The requirements of G. L. c. 175, § 186, having been satisfied as matter of law, TIG was entitled to summary judgment declaring its right to rescind.

Judgment affirmed.


[Note 1] "A claims-made policy covers the insured for claims made during the policy year and reported within that period or a specified period thereafter regardless of when the covered act or omission occurred." Chas. T. Main, Inc. v. Fireman's Fund Ins. Co., 406 Mass. 862 , 863-864 (1990).

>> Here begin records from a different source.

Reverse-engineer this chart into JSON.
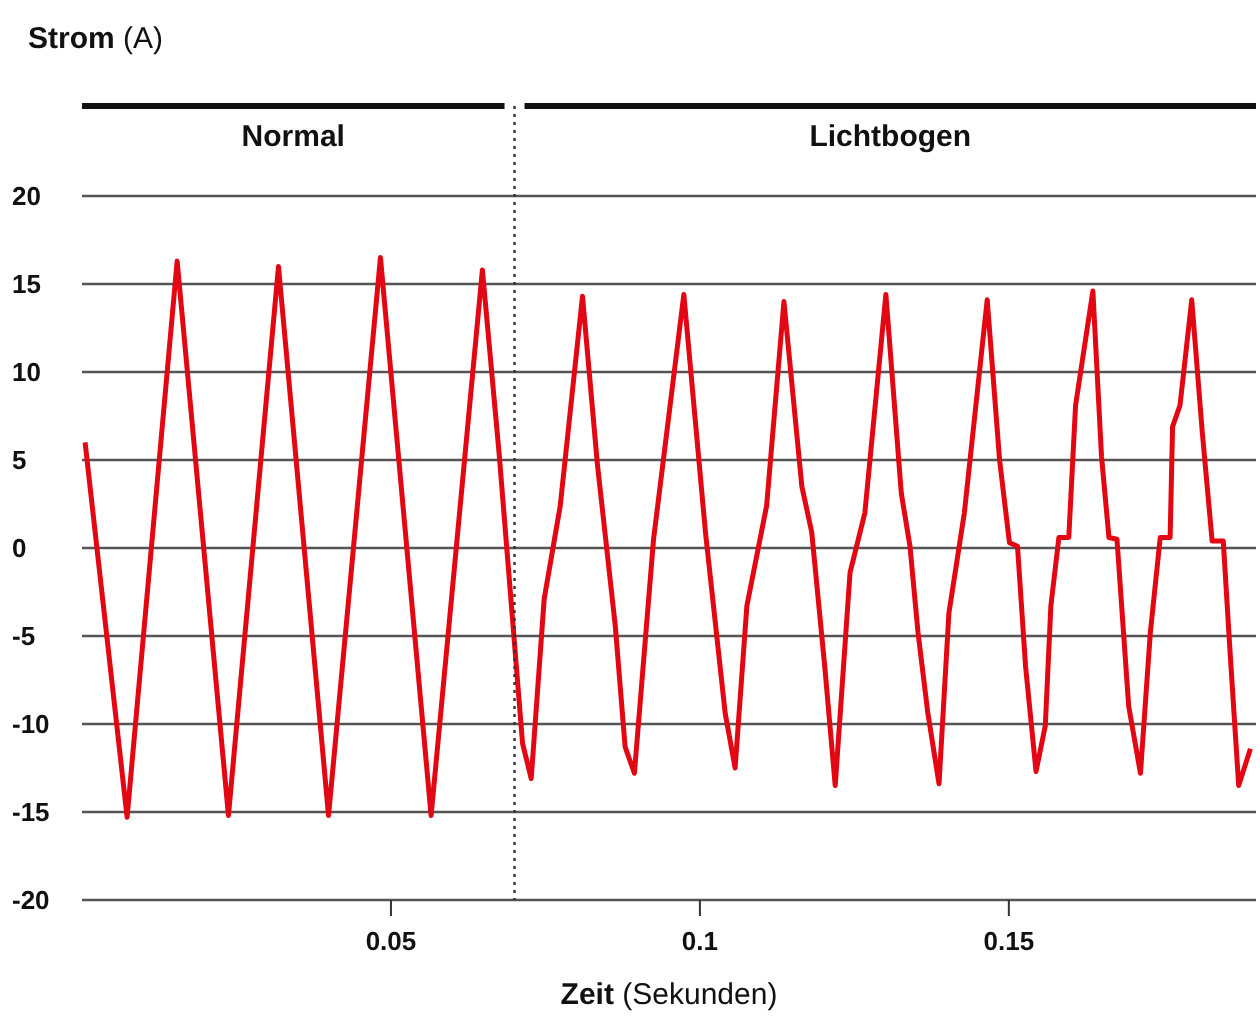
{
  "chart_data": {
    "type": "line",
    "ylabel": "Strom (A)",
    "xlabel": "Zeit (Sekunden)",
    "annotations": [
      "Normal",
      "Lichtbogen"
    ],
    "x": [
      0.0005,
      0.0073,
      0.0154,
      0.0237,
      0.0318,
      0.0399,
      0.0483,
      0.0565,
      0.0648,
      0.0675,
      0.0713,
      0.0727,
      0.0748,
      0.0774,
      0.081,
      0.0834,
      0.0863,
      0.0879,
      0.0894,
      0.0925,
      0.0974,
      0.1009,
      0.1041,
      0.1057,
      0.1076,
      0.1108,
      0.1136,
      0.1165,
      0.1181,
      0.1202,
      0.1219,
      0.1243,
      0.1267,
      0.1301,
      0.1326,
      0.134,
      0.1353,
      0.1369,
      0.1387,
      0.1403,
      0.1428,
      0.1465,
      0.1485,
      0.1501,
      0.1514,
      0.1527,
      0.1544,
      0.1559,
      0.1568,
      0.1581,
      0.1597,
      0.1608,
      0.1636,
      0.165,
      0.1662,
      0.1675,
      0.1694,
      0.1713,
      0.1729,
      0.1745,
      0.1761,
      0.1765,
      0.1777,
      0.1796,
      0.1813,
      0.1829,
      0.1847,
      0.1858,
      0.1872,
      0.1891
    ],
    "series": [
      {
        "color": "#e30613",
        "values": [
          6.0,
          -15.3,
          16.3,
          -15.2,
          16.0,
          -15.2,
          16.5,
          -15.2,
          15.8,
          5.4,
          -11.1,
          -13.1,
          -2.9,
          2.4,
          14.3,
          4.8,
          -4.4,
          -11.3,
          -12.8,
          0.5,
          14.4,
          0.9,
          -9.4,
          -12.5,
          -3.3,
          2.4,
          14.0,
          3.5,
          0.9,
          -6.7,
          -13.5,
          -1.4,
          2.0,
          14.4,
          3.1,
          0.1,
          -4.8,
          -9.4,
          -13.4,
          -3.7,
          2.0,
          14.1,
          5.0,
          0.3,
          0.1,
          -6.7,
          -12.7,
          -10.1,
          -3.3,
          0.6,
          0.6,
          8.1,
          14.6,
          5.2,
          0.6,
          0.5,
          -9.0,
          -12.8,
          -4.8,
          0.6,
          0.6,
          6.9,
          8.1,
          14.1,
          6.6,
          0.4,
          0.4,
          -5.9,
          -13.5,
          -11.4
        ]
      }
    ],
    "xlim": [
      0,
      0.19
    ],
    "xticks": [
      0.05,
      0.1,
      0.15
    ],
    "ylim": [
      -20,
      20
    ],
    "yticks": [
      -20,
      -15,
      -10,
      -5,
      0,
      5,
      10,
      15,
      20
    ],
    "grid": "y",
    "legend": false,
    "marker": "none",
    "line_style": "solid",
    "ref_lines": [
      {
        "axis": "x",
        "value": 0.07,
        "line_style": "dotted",
        "color": "#333333"
      }
    ]
  }
}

[Note 2] The application also asked, in Question 20, "Has any attorney in the firm or predecessor firm, at any time in the past five years, served as a director, officer, trustee or partner of, or has exercised any fiduciary control over, any organization other than the law firm?" Blacker answered "No," even though he had served as a corporate officer in seven corporations during the relevant time frame. Because we decide the case based upon Blacker's answer to Question 28(b), we need not address Blacker's contentions that the underwriting consequences of his answer to Question 20 could not be determined on the summary judgment record as matter of law and that, at a minimum, he was entitled to further discovery on this issue.

[Note 3] As observed by Judge Keeton, these provisions are "declaratory of longstanding common law principles defining the kind of false representations that can serve to avoid an insurance policy. . . . Under the common law, only a material misrepresentation by an applicant could invalidate the insurance policy. . . . Statements that misled the underwriter as to the nature of the risk being undertaken were considered material. . . . If an insured falsely states facts that heighten the risk being insured against, this misrepresentation is material." Shapiro v. American Home Assur. Co., 584 F. Supp. 1245, 1249 (D. Mass. 1984).

[Note 4] We do not rely upon Blacker's answer to Question 28(a) pertaining to actual claims. Although the term "claim" is not defined in the TIG application, it is defined in the TIG policy as "a demand received by the insured for money or services, including the service of suit, or the institution of alternative dispute resolution or arbitration proceeding against the insured; provided however, that proceedings brought against any insured solely to impose monetary sanctions shall not be considered a claim." It also is well-established in the caselaw that has developed around claims-made insurance that the term "claim" means a demand for compensation or relief. See, e.g., Windham Solid Waste Mgmt. Dist. v. National Cas. Co., 146 F.3d 131, 133-134 (2d Cir. 1998), and cases cited. Using these definitions as our guide, we decline TIG's suggestion that we view the Wille letters as making an outright claim against Blacker, thus calling into question the completeness of his disclosure in answer to Question 28(a). Rather, we think the Wille letters are properly characterized as placing Blacker on notice of a potential claim.

[Note 5] We need not address Blacker's contention at oral argument that, as a matter of legal theory, rescission may not be had if the insured's misrepresentation concerned a matter unrelated to any claim that ultimately eventuated. This argument was not adequately briefed; moreover, we see no basis for it on the facts of this case.